An alternative approach is to use standard of living indicators that do not include income. This approach uses information on the extent to which people exhibit symptoms of low living standards, such as an inability to access basic goods and services or to participate in desired social activities, together with self-assessments, to construct an index measure of living standards. It is then possible to explore empirically the strength and interaction of various factors, including income, on this index. Income can enter an explanatory model because it is not a direct component of the living standards measure one is seeking to explain.
This approach was adopted in a work programme to measure and evaluate the living standards of older New Zealanders, commissioned by the Super 2000 Taskforce and continued and extended in 2001 by the then Ministry of Social Policy. A survey of older people was conducted in 2000, and a new Material Well-being Scale was developed.[1]Regression analysis published at the time indicated that the material living standard that older New Zealanders are able to enjoy in their retirement depends on their current net income, albeit rather weakly, as well as a number of other socio-economic factors, such as accumulated assets and accommodation costs.[2]
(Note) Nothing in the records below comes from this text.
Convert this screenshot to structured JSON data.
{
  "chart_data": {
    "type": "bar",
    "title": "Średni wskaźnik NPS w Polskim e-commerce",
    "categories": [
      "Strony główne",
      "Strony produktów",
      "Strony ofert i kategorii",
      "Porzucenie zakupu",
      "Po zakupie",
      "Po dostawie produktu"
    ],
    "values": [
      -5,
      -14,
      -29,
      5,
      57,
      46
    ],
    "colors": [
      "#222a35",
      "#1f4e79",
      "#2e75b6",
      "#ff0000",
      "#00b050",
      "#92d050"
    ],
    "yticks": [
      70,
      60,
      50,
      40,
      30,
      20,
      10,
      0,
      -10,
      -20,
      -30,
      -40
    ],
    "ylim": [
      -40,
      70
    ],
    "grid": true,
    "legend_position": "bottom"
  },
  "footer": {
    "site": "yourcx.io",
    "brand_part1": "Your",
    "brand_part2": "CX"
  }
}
In this paper we revisit the estimated relationships between the living standards of older people and their current income and accommodation costs. The objective of this work is to extend the previous analysis to better understand the source(s) of these observed relationships, and the extent to which they reflect direct effects of current income and accommodation costs on well-being as opposed to acting as proxies for other factors that determine living standards in retirement. For this purpose we focus specifically on testing the following two hypotheses implied by the previous analysis: first, that only current income, and not the source of income, is associated with well-being; and second, that only accommodation costs, and not the type of accommodation tenure, is associated with well-being.
It is important to emphasise that it is not the objective of this paper to provide a critique of the general methodology or findings of the original report. Thus, for instance, we remain silent on the broader issues concerning the validity of such methods of modelling living standards, and statistical implications of such issues as the opposite skewness of the well-being index and income distributions.[3] We also accept the linear regression framework for modelling the influences on living standards. Rather, we take on face value the underlying basis for the reported analysis, and use the regression specification(s) adopted as the point of departure for a re-evaluation of these two specific issues.